Yeten burada yaptığı konuşmada, Suriye’de her gün ayrı bir insanlık dramı yaşandığını belirterek, “Kimyasal silahlarla masum çocuklar ve kadınlar katledilirken; milyonlarca insan yerlerinden yurtlarından ayrılmak durumunda kalmıştır. Bombaların menşei dünyanın kan emici vampirleri olan küresel sömürü ülkeleri arasında değişirken; ölenlerin hep savunmasız Müslümanlar olduğu açık bir şekilde görülmektedir” dedi.
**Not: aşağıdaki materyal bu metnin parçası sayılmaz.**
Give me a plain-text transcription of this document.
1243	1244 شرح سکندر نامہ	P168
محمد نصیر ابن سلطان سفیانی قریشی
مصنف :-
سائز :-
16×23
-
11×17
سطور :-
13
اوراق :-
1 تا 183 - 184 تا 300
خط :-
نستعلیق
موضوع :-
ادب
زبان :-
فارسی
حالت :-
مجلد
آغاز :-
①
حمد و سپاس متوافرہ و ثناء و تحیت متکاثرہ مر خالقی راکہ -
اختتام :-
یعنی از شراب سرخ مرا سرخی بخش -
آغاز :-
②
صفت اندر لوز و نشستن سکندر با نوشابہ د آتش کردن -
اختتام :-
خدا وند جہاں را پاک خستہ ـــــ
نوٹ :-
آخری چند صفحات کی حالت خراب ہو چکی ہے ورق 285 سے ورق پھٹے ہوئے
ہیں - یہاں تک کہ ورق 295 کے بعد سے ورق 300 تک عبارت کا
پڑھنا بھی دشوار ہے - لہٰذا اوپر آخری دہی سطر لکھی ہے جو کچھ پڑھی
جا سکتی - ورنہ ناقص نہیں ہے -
Halep’e yapılan son bombardımanda çoğu çocuk ve kadın 500’ü aşkın sivil katledildiğini hatırlatan Yeten, “Kendisini muasır medeniyet olarak gören ülkelerin ve onların hükümranlığını koruyan birliklerin sessizliği, Müslüman ölümleri üzerinden yeni bir sömürü imparatorluğu kurulmasının planlandığına işaret etmektedir” diye konuştu.
Müslümanlar olarak masum insanların ölümlerini ırk, din ve mezhep ayrımı gütmeden eşit gördüklerini ifade eden Yeten, “Ölümlerin mukayesesi yapılmaz; ancak Batıda öldürülen 5 kişi ile savunmasız halde bombardıman altında katledilen, çoğu çocuk ve kadın 500 kişinin ölümünün dünya kamuoyunda edindikleri yer hepimizin malumudur. Gösterdiğimiz bu hassasiyeti diğer milletlerden de insanlık namına beklemekteyiz” diye ifade etti.
Keten, “Kendini dünya güvenliğinin ve barışının teminatı olarak gören, aynı zamanda dünyanın en büyük silah üreticisi olan Birleşmiş Milletler Güvenlik Konseyi’ni dünyadaki bütün bu düzensizliğin müsebbibi olarak görüyoruz.
Müslümanlar hunharca katledildiğinde sessiz kalan, güçlünün haklı olduğu bir Uluslararası Hukuk Sistemini ve onun ikiyüzlü araçlarını reddediyoruz.
Şimdi,
Yeni üretilen silahların tatbikatını İslam coğrafyası üzerinde yapan ancak İslam’ı ve Müslümanları terörizmin kaynağı olarak gören tüm ülkelere sesleniyoruz; İslam ve insan bir bütündür. İnsanın olduğu her yer bizim yanı başımızdır” şeklinde konuştu.